Saturday 22 November 2008

Still surviving

Most part of the tremendous support enjoyed by religion is based on the terrible fear of dead. It's an unequal mix between pure fear and selfishness (of the kind "I want to survive at any expense, now and the illusory, but better than nothing after-life") and it is quite secure to think about a "life", your life precisely, continuing after your physical death.
Humans set-up rituals of remembering the deaths mostly to be constantly assured themselves too, when not alive, will be remembered somehow. It could be psychologically healthy and the concept of social guilt is, in some respect, compulsory for the members of a family to follow the traditions, whatever the religion or their inner beliefs. Shortly, a huge hypocrisy.

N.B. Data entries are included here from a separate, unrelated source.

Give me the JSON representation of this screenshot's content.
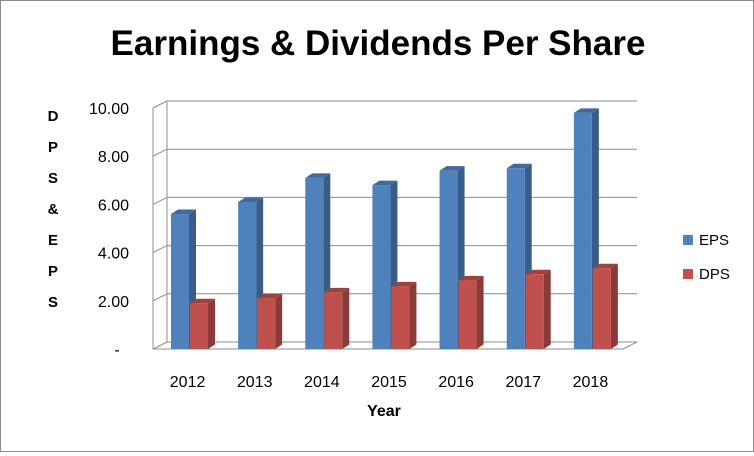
{
  "chart_data": {
    "type": "bar",
    "title": "Earnings & Dividends Per Share",
    "xlabel": "Year",
    "ylabel": "D P S & E P S",
    "categories": [
      "2012",
      "2013",
      "2014",
      "2015",
      "2016",
      "2017",
      "2018"
    ],
    "yticks": [
      "-",
      "2.00",
      "4.00",
      "6.00",
      "8.00",
      "10.00"
    ],
    "ylim": [
      0,
      10
    ],
    "grid": true,
    "legend_position": "right",
    "series": [
      {
        "name": "EPS",
        "color": "#4f81bd",
        "values": [
          5.6,
          6.1,
          7.1,
          6.8,
          7.4,
          7.5,
          9.8
        ]
      },
      {
        "name": "DPS",
        "color": "#c0504d",
        "values": [
          1.9,
          2.1,
          2.35,
          2.6,
          2.85,
          3.1,
          3.35
        ]
      }
    ]
  }
}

Facing the death of people you fully love is terribly painful, but it's nothing you can do about it. It's not about looking to replace to loved one(s), but to try to reorganize your life (this one you are living right now) from a different perspective, being at least happy of having at least the occasion to experience what others are looking for a whole life without necessarily ever finding. You have the taste of an authenticity, maybe impossible to find lately, but still a real life standard, not an imaginary one. This could be terribly painful too.
As an atheist, I took everything as it happened, as facts occurring into my life. Not a single moment felt the need for a prayer, and I don't have/need tombs to put flowers on it, to carefully arrange weekly or to light candles at. A one year Kaddish is nothing and by no way it would alleviate such a loss. But I tried to reorganize the happy memories into a daily life of self-respect, not acceptance of narrow-minded, denial and lies and illusions. I had the chance to know at least one single authentic individual.
Found this morning on richarddawkins.net an interesting account of an Atheist woman who found her own way of living with the grief of loosing the loved one. Without Gods.